The amount of capital that VCs are investing also plummeted in October, when U.S.-based firms put $2.5 billion to work, down from $3.8 billion in September and $3.2 billion in October 2007.

The October 2008 total is the smallest amount that U.S. VCs have invested since February 2006, when they invested about $2.4 billion. Looking only at October, the last time the monthly total was lower was in October 2004, when about $2.4 billion was invested.

Maybe more telling is how few firms are actually doing deals. Just 240 U.S.-based venture firms made investments in October. That’s the lowest number since November 1997, when 239 firms made investments.

The anemic numbers are similar to those of 2002, when VCs pulled back following the dot-com crash. For example, U.S. firms invested $1.6 billion in 278 startups in October 2002.

Two of three VCs contacted by PE Week said they would be surprised if the venture business had pulled back as quickly as the data indicate.

“I wouldn’t have expected [the Wall Street financial crisis] to have had such a quick effect [on the VC business],” says Sanjay Subhedar, a general partner at Storm Ventures, an early stage investor based in Menlo Park, Calif. “I expected things to contract significantly in terms of investments in Q4 and certainly in Q1 and Q2 of next year.”

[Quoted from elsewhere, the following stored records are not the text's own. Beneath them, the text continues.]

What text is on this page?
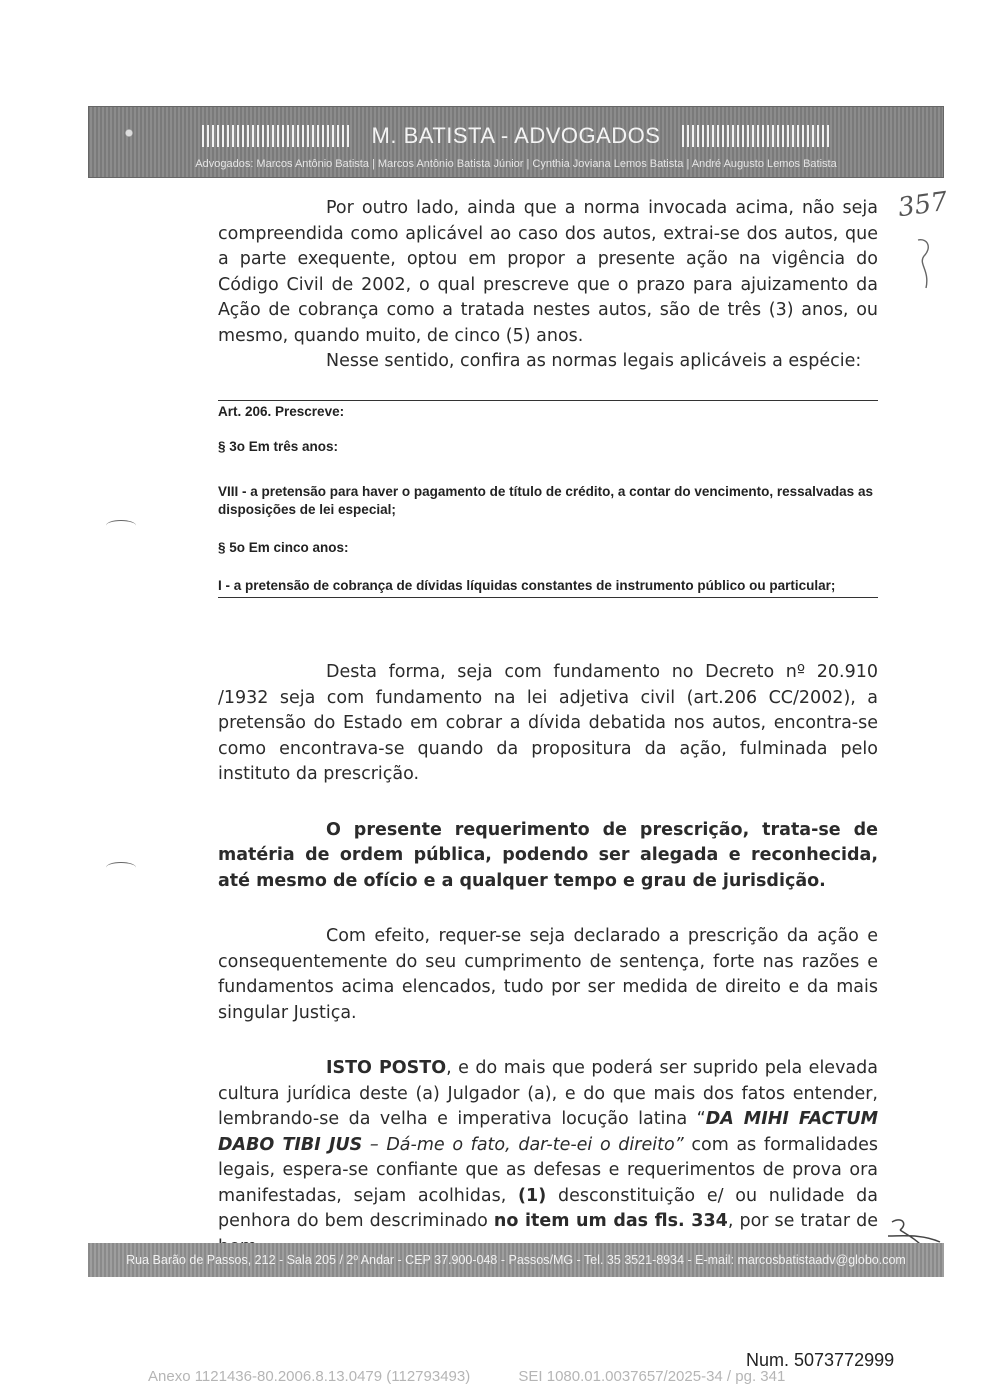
M. BATISTA - ADVOGADOS
Advogados: Marcos Antônio Batista | Marcos Antônio Batista Júnior | Cynthia Joviana Lemos Batista | André Augusto Lemos Batista
357

Por outro lado, ainda que a norma invocada acima, não seja compreendida como aplicável ao caso dos autos, extrai-se dos autos, que a parte exequente, optou em propor a presente ação na vigência do Código Civil de 2002, o qual prescreve que o prazo para ajuizamento da Ação de cobrança como a tratada nestes autos, são de três (3) anos, ou mesmo, quando muito, de cinco (5) anos.

Nesse sentido, confira as normas legais aplicáveis a espécie:

Art. 206. Prescreve:

§ 3o Em três anos:

VIII - a pretensão para haver o pagamento de título de crédito, a contar do vencimento, ressalvadas as disposições de lei especial;

§ 5o Em cinco anos:

I - a pretensão de cobrança de dívidas líquidas constantes de instrumento público ou particular;

Desta forma, seja com fundamento no Decreto nº 20.910 /1932 seja com fundamento na lei adjetiva civil (art.206 CC/2002), a pretensão do Estado em cobrar a dívida debatida nos autos, encontra-se como encontrava-se quando da propositura da ação, fulminada pelo instituto da prescrição.

O presente requerimento de prescrição, trata-se de matéria de ordem pública, podendo ser alegada e reconhecida, até mesmo de ofício e a qualquer tempo e grau de jurisdição.

Com efeito, requer-se seja declarado a prescrição da ação e consequentemente do seu cumprimento de sentença, forte nas razões e fundamentos acima elencados, tudo por ser medida de direito e da mais singular Justiça.

ISTO POSTO, e do mais que poderá ser suprido pela elevada cultura jurídica deste (a) Julgador (a), e do que mais dos fatos entender, lembrando-se da velha e imperativa locução latina “DA MIHI FACTUM DABO TIBI JUS – Dá-me o fato, dar-te-ei o direito” com as formalidades legais, espera-se confiante que as defesas e requerimentos de prova ora manifestadas, sejam acolhidas, (1) desconstituição e/ ou nulidade da penhora do bem descriminado no item um das fls. 334, por se tratar de

Rua Barão de Passos, 212 - Sala 205 / 2º Andar - CEP 37.900-048 - Passos/MG - Tel. 35 3521-8934 - E-mail: marcosbatistaadv@globo.com
Num. 5073772999
Anexo 1121436-80.2006.8.13.0479 (112793493)	SEI 1080.01.0037657/2025-34 / pg. 341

It would be unusual for deal numbers to drop so quickly because it takes time for VCs to put deals together, Subhedar notes. If the numbers did drop that quickly, it would suggest that a number of deals that were supposed to get done in October were put on hold.

Similarly, Bart Schachter, a managing director at Blueprint Ventures, a San Francisco-based firm that focuses on IP spinouts, says he wouldn’t expect total deal volume to decline so quickly. Still, he says: “I wouldn’t be surprised if outside-led financings have completely dried up.”

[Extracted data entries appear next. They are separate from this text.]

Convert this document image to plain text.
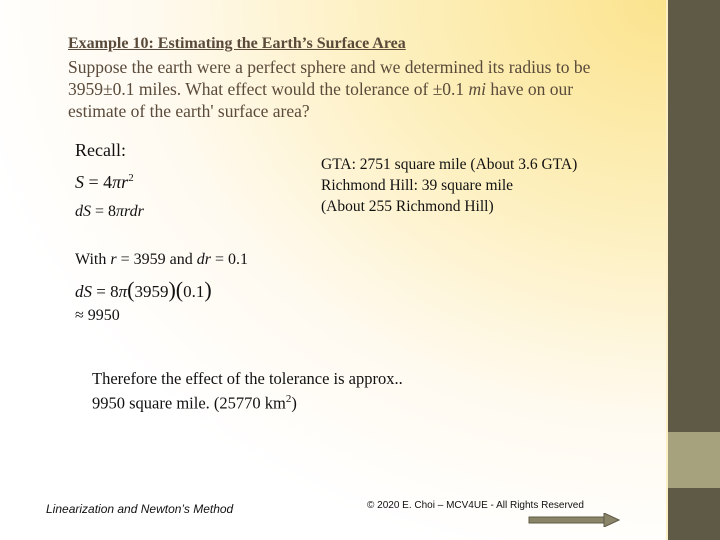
Example 10: Estimating the Earth’s Surface Area
Suppose the earth were a perfect sphere and we determined its radius to be
3959±0.1 miles. What effect would the tolerance of ±0.1 mi have on our
estimate of the earth' surface area?
Recall:
$S = 4\pi r^2$
dS = 8πrdr
With r = 3959 and dr = 0.1
dS = 8π(3959)(0.1)
≈ 9950
GTA: 2751 square mile (About 3.6 GTA)
Richmond Hill: 39 square mile
(About 255 Richmond Hill)
Therefore the effect of the tolerance is approx..
9950 square mile. (25770 $km^2$)
Linearization and Newton’s Method	© 2020 E. Choi – MCV4UE - All Rights Reserved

In other words, if a startup is trying to raise a Series B round, it is very unlikely in the current market for a new investor to come in and lead the round, Schachter says. Instead, the previous investors are doing the round without any outside help.

“Everyone has their arms tightly wrapped around their existing portfolio,” he says.

For his part, Ganesan says the venture market has already slowed down. “Globespan will continue to look at a lot of stuff, but the bar has gone really high and there’s no urgency of doing investments,” he says. “If we end up doing any deals, it will be one or two in Q4.”

A recent survey of 33 Bay Area venture capitalists showed that their “confidence” had hit its lowest point since the survey began in the first quarter of 2004. The Silicon Valley Venture Capitalist Confidence Index fell to 2.89 points on a 5-point scale, marking its sixth consecutive quarterly decline.

Alexander Haislip contributed to this story.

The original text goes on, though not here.